Here's a picture taken a little before 6am, showing my bedroom.
And a little after 6:30am.
We ate a cold breakfast, and around 6:20am tried calling Daniel and Alan. Surprisingly we got through!
Here's Alan talking to us on the other end. (DR)
Daniel got this beautiful picture that I somehow missed. (DR)
Another great shot. (DR)
And here's where they were at 9:40am. (DR)
Meanwhile back to our group. At 7:52am we were a little higher than their picture above.
A beatiful tarn (9:17am).
A little further beyond looking down.
Surprisingly there were some snowfields to cross. I lent Jim one of my sticks, which he probably didn't need, and Rich went without. I'm still relatively new to snow travel and was happy to have my pole. The sun cups provided both help and hindrance to footing. Here's Rich at 10:16am.
And Jim crossing the same field.
Not too far beyond the snow field, we finally see the sign at the top of the pass! (10:27am)
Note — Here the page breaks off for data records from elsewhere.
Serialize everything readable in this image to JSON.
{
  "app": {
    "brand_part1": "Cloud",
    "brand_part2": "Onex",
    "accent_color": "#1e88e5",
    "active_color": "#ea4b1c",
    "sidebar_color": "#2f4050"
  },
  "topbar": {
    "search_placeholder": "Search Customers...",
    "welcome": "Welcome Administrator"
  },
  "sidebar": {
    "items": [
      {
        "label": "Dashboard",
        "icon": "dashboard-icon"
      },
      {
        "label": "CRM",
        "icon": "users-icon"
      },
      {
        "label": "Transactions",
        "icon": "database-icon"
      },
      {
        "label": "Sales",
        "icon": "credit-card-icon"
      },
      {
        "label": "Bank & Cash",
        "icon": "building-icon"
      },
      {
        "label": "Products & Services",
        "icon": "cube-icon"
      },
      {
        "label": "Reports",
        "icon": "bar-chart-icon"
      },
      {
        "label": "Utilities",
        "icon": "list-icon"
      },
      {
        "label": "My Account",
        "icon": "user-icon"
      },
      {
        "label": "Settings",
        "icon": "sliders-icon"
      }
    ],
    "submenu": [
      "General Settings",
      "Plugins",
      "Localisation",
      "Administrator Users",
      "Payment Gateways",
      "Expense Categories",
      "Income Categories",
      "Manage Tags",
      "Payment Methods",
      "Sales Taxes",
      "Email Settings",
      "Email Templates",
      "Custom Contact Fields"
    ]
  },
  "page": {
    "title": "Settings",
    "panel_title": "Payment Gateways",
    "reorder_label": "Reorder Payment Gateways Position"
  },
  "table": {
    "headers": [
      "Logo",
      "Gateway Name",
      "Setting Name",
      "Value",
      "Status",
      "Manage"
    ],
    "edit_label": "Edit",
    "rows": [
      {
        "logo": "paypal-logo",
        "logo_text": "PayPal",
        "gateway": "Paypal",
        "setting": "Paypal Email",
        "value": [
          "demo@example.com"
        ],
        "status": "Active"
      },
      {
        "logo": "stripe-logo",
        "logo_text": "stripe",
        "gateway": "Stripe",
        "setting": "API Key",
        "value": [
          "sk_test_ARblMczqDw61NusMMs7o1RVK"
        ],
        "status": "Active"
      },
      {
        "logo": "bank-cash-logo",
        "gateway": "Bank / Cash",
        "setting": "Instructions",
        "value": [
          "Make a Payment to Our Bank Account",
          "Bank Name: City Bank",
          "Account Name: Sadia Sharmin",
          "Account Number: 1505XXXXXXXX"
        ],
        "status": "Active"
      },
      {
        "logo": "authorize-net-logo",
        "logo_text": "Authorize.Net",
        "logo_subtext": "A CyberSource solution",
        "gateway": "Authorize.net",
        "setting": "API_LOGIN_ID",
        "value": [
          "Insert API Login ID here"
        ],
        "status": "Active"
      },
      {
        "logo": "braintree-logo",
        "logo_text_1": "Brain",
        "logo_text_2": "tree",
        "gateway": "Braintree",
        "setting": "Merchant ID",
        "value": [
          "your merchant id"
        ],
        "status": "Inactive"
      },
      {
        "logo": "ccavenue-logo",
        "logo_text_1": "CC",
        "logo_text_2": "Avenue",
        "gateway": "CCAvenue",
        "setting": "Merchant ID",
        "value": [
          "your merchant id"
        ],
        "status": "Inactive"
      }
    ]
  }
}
Ten minutes later, here I am with both feet in Kings Canyon National Park. The curse is over!
As advertised, the view on the other side is spectacular.
A closeup of Arrow peak with Bench Lake, our destination for today, in front of it.
Another wide angle view a little further down.
The hike down to the lake was fairly straightforward, although I recall losing the trail once or twice. Finally at 1:23pm we arrive at the lake.
Jim and Rich had some trouble remembering just where the site they liked was, but they eventually figured it out, and it was a nice site indeed. We were right across from a beautiful island in the lake, and this picture always reminds me of the opening scene in Kubrik's The Shining.
There were quite a few good flat places for tents, several of which had been cleared and prepared, but all of them lacked shade. Rich took one spot that seemed ideal with some decent shade, but it would turn out to be hit by sun later in the afternoon. I spent a lot of time trying to find a good spot for my tent, at least a half hour. But then I didn't really have anything better to do, so it was good practice. Every spot seemed to have problems--either no shade, or too small, or too inclined. Finally I decided on one that while less than ideal (not completely flat, and there were embedded rocks and roots that I would have to put the tent over and even sleep on to some extent) was as good as it seemed I'd find. It did have reasonable shade from the afternoon sun, which I thought was most important. As a bonus I had a little bit of a view of Arrow Peak, athough mostly blocked by trees (and hazy in this picture) as you can see. Here's my new tent pitched and ready. I never did put up the fly as there was no threat of rain the whole trip. In some places the ground was too hard to get my stake in, so I used solid sticks (I could have just used stakes) horizontally and held down by rocks. It was staked out securely and had no problems.
I forget how bad the mosquitoes were this first afternoon, but they were certainly awful from the next day on and the tent was necessary for sanity. They were just awful and nearly ruined the trip.
We ate dinner and waited for Daniel and Alan who arrived in the early evening; I forget what time. Li was not with them as he didn't start until late afternoon, but he made it around 9pm or a little later I think after hiking straight from the trailhead in only 5 hours 14 minutes! I was already in my tent trying to sleep when he arrived so I didn't get a chance to say hello.